Review by Rumsey Taylor

Posted on 07 June 2008

Source Zipporah Films DVD

Categories Frederick Wiseman

Frederick Wiseman’s Juvenile Court concerns the establishment of the title, a bureaucratic institution in Memphis, TN, which on a daily basis sees and tries a variety of teens (and younger) involved in anything from petty theft to armed robbery. The protocol is nothing unordinary: those accused are brought and detained until a proper corrective solution is pronounced (typically a foster home or “training” school), and often the crimes reach trial, each overseen by a benevolent judge. Although the proceedings are generally calm, all of this comes across as unusually dire—because these are all children.

Only a few trials (or portions thereof) are developed in the film, and each of the crimes stem, by some measure, from the parent or parents. A young girl, returning to court because of a probation violation, seldom goes to school or home, and a counselor instructs her mother that she may be influencing her child’s irresponsibility. The mother remains immaturely incredulous as she’s told this in an example of the serendipitous double meaning of the phrase “juvenile court.” One of the children, a 16-year-old boy, is accused of molesting one of the children he was invited to baby-sit, and although he consistently denies the accusation, the revelation of his own abuse, at the hand of his father, is integral in inference of his guilt.
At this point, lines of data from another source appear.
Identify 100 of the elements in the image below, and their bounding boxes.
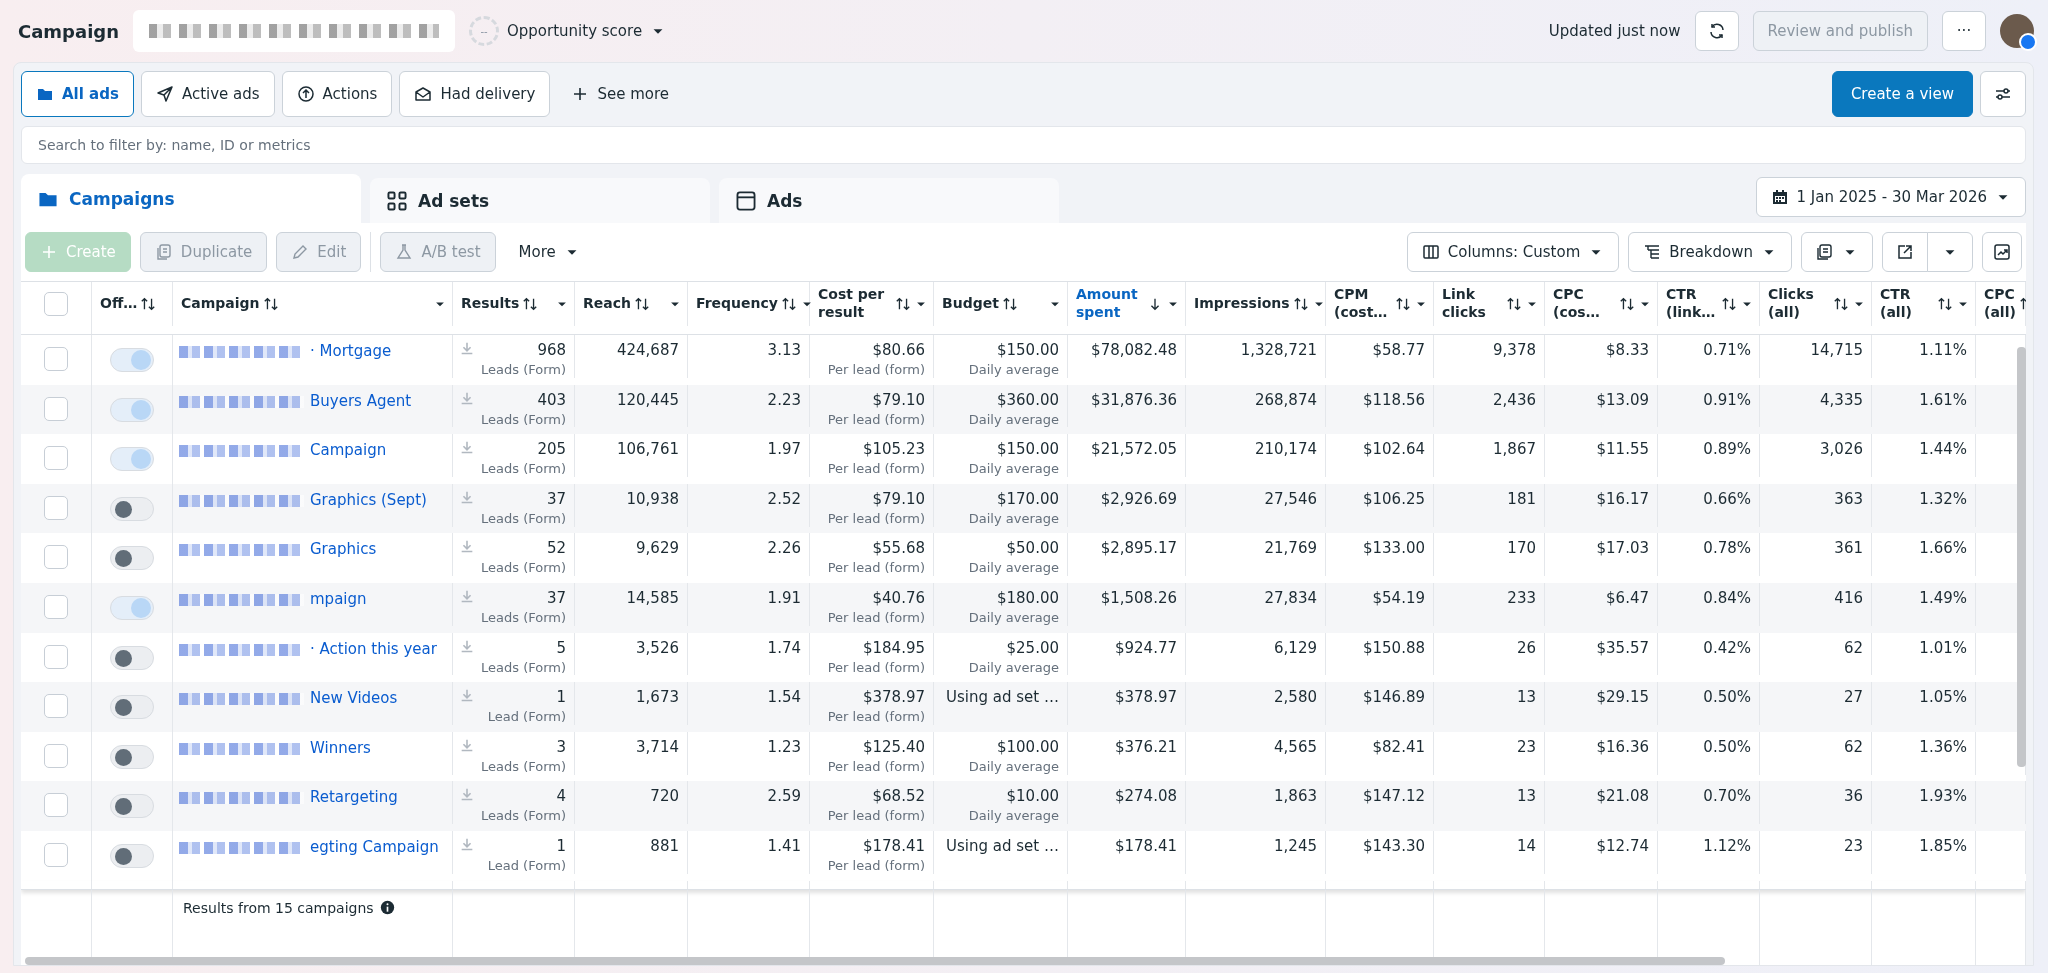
table-cell-text: 170 xyxy=(1506,539,1536,558)
toggle-switch[interactable] xyxy=(110,794,154,819)
cell-caption: Per lead (form) xyxy=(826,560,925,576)
table-cell-text: 0.50% xyxy=(1702,737,1751,756)
toolbar-dropdown[interactable]: Breakdown xyxy=(1628,232,1792,272)
filter-chip[interactable]: Active ads xyxy=(140,71,275,117)
level-tab[interactable]: Ad sets xyxy=(370,178,710,223)
campaign-link[interactable]: New Videos xyxy=(310,689,398,708)
toggle-switch[interactable] xyxy=(110,645,154,670)
toggle-switch[interactable] xyxy=(110,546,154,571)
toggle-switch[interactable] xyxy=(110,744,154,769)
cell-caption: Leads (Form) xyxy=(481,510,567,526)
table-cell-text: 1.11% xyxy=(1918,341,1967,359)
row-checkbox[interactable] xyxy=(44,694,68,719)
column-header[interactable]: Reach xyxy=(583,295,631,313)
table-cell-text: 6,129 xyxy=(1273,638,1317,657)
column-header[interactable]: Link clicks xyxy=(1442,286,1503,322)
table-cell-text: 1.93% xyxy=(1918,787,1967,806)
avatar[interactable] xyxy=(2000,14,2034,48)
toggle-switch[interactable] xyxy=(110,397,154,422)
row-checkbox[interactable] xyxy=(44,793,68,818)
export-button[interactable] xyxy=(1882,232,1928,272)
more-button[interactable]: ··· xyxy=(1942,11,1986,51)
row-checkbox[interactable] xyxy=(44,545,68,570)
campaign-link[interactable]: Retargeting xyxy=(310,788,398,807)
column-header[interactable]: Off… xyxy=(100,295,138,313)
column-header[interactable]: Impressions xyxy=(1194,295,1290,313)
info-icon xyxy=(379,900,395,916)
update-status: Updated just now xyxy=(1548,22,1681,40)
reports-dropdown[interactable] xyxy=(1801,232,1873,272)
filter-chip[interactable]: All ads xyxy=(21,71,134,117)
level-tab[interactable]: Campaigns xyxy=(21,174,361,223)
column-header[interactable]: Cost per result xyxy=(818,286,892,322)
toggle-switch[interactable] xyxy=(110,695,154,720)
select-all-checkbox[interactable] xyxy=(44,291,68,316)
view-settings-button[interactable] xyxy=(1980,71,2026,117)
chart-button[interactable] xyxy=(1982,232,2022,272)
column-header[interactable]: CPM (cost… xyxy=(1334,286,1392,322)
filter-chip[interactable]: Had delivery xyxy=(399,71,551,117)
table-cell-text: $35.57 xyxy=(1595,638,1649,657)
row-checkbox[interactable] xyxy=(44,842,68,867)
table-cell-text: 1.23 xyxy=(766,737,801,756)
sort-icon xyxy=(1506,295,1522,312)
campaign-link[interactable]: Campaign xyxy=(310,441,387,460)
table-cell-text: 23 xyxy=(1842,836,1863,855)
row-checkbox[interactable] xyxy=(44,743,68,768)
row-checkbox[interactable] xyxy=(44,446,68,471)
table-cell-text: $68.52 xyxy=(871,787,925,806)
table-cell-text: 1.85% xyxy=(1918,836,1967,855)
table-cell-text: 2.23 xyxy=(766,390,801,409)
campaign-link[interactable]: mpaign xyxy=(310,589,367,608)
campaign-link[interactable]: · Mortgage xyxy=(310,342,392,360)
table-cell-text: $80.66 xyxy=(871,341,925,359)
column-header[interactable]: Results xyxy=(461,295,520,313)
toggle-switch[interactable] xyxy=(110,496,154,521)
search-field[interactable]: Search to filter by: name, ID or metrics xyxy=(21,126,2026,164)
row-checkbox[interactable] xyxy=(44,644,68,669)
refresh-button[interactable] xyxy=(1694,11,1739,51)
column-header[interactable]: Campaign xyxy=(181,295,260,313)
toggle-switch[interactable] xyxy=(110,348,154,372)
level-tab[interactable]: Ads xyxy=(719,178,1059,223)
cell-caption: Per lead (form) xyxy=(826,362,925,377)
column-header[interactable]: CPC (cos… xyxy=(1553,286,1616,322)
row-checkbox[interactable] xyxy=(44,347,68,371)
create-view-button[interactable]: Create a view xyxy=(1831,71,1973,117)
table-cell-text: $8.33 xyxy=(1605,341,1649,359)
table-cell-text: 2,580 xyxy=(1273,688,1317,707)
column-header[interactable]: Budget xyxy=(942,295,999,313)
toggle-switch[interactable] xyxy=(110,595,154,620)
toggle-switch[interactable] xyxy=(110,447,154,472)
column-header[interactable]: Frequency xyxy=(696,295,778,313)
column-header[interactable]: Amount spent xyxy=(1076,286,1144,322)
campaign-link[interactable]: Winners xyxy=(310,738,371,757)
campaign-link[interactable]: Buyers Agent xyxy=(310,391,412,410)
filter-chip[interactable]: Actions xyxy=(281,71,393,117)
vertical-scrollbar[interactable] xyxy=(2017,347,2026,767)
column-header[interactable]: CTR (link… xyxy=(1666,286,1718,322)
row-checkbox[interactable] xyxy=(44,396,68,421)
see-more-button[interactable]: See more xyxy=(557,71,683,117)
cell-caption: Daily average xyxy=(967,560,1059,576)
horizontal-scrollbar[interactable] xyxy=(25,957,1725,965)
table-cell-text: 0.78% xyxy=(1702,539,1751,558)
column-header[interactable]: Clicks (all) xyxy=(1768,286,1830,322)
opportunity-score-dropdown[interactable]: -- Opportunity score xyxy=(469,16,667,46)
table-cell-text: 1.74 xyxy=(766,638,801,657)
table-cell-text: $2,895.17 xyxy=(1099,539,1177,558)
toolbar-button[interactable]: More xyxy=(504,232,594,272)
campaign-link[interactable]: Graphics (Sept) xyxy=(310,490,427,509)
row-checkbox[interactable] xyxy=(44,594,68,619)
sort-icon xyxy=(1619,295,1635,312)
campaign-link[interactable]: egting Campaign xyxy=(310,837,439,856)
campaign-link[interactable]: Graphics xyxy=(310,540,377,559)
table-cell-text: 4 xyxy=(555,787,567,806)
date-range-picker[interactable]: 1 Jan 2025 - 30 Mar 2026 xyxy=(1755,177,2026,217)
row-checkbox[interactable] xyxy=(44,495,68,520)
toolbar-dropdown[interactable]: Columns: Custom xyxy=(1406,232,1620,272)
column-header[interactable]: CTR (all) xyxy=(1880,286,1934,322)
campaign-link[interactable]: · Action this year xyxy=(310,639,437,658)
toggle-switch[interactable] xyxy=(110,843,154,868)
column-header[interactable]: CPC (all) xyxy=(1984,286,2016,322)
In this particular instance, the boy is so vehemently convinced of his innocence that he suggests a polygraph test. I found this curious, even though the test doesn’t occur in the film (that is, if it was administered to begin with), because some of these children seem to want to be tried under the same protocol as an adult even if the results would be potentially and exponentially more severe. There’s another who’s so afraid of entering a guilty plea because it would necessitate that he attend training school; he weeps, begging his lawyer to go to trial as an adult, even if the minimum penalty is a 10-year sentence in a state penitentiary. These children have an undeveloped comprehension of state-issued punishment, and in turn the very nature of how guilt pertains to one’s actions, not one’s demeanor.

The solutions at Juvenile Court are usually made to be in the children’s “best interest,” and they’re advised to stay out of trouble. But this “trouble” isn’t clearly defined, not to the viewer and not to the accused. It’s evocative of the grey area that is adolescence; stealing a bit of money when your fifteen is “trouble”; doing the same thing once you’re eighteen is a punishable crime. I’m not sure there is an adequate solution more instrumental in these children’s development other than the very process of aging. It is the notion of a child’s dependency that fosters corrective solutions less severe than an adult’s, but this same notion, somewhat paradoxically, does not extend to the parent/guardian. Being that these children are tried on the basis of their limited responsibility, shouldn’t the parent recompense in the interest of more comprehensive corrective punishment?

These are my own queries, as Wiseman - in what will soon become a redundant declaration this month - abstains from any form of judicial query. The film is constructed not to excavate query, but rather to establish a sort of chronology in protocol, beginning with exterior shots of Juvenile Court and ending with a sentencing. The direction is characterized by a plainness, and in my viewing of Wiseman’s films I’ve been compelled to substitute for his determined lack of manipulation or argument. Juvenile Court has a utility as a microcosm of the very nature of state-issued punishment, be it given to a child or an adult; the crime, the solution, and the penalty isn’t fundamentally different for either party. The most differentiating factor here is age, even if the nature of guilt and need for solution is of little difference between a teen and an adult. Wiseman’s film examines this but refrains from contriving a solution, or at least to suggest one. Instead, it functions to examine, quite carefully, the source of a problem.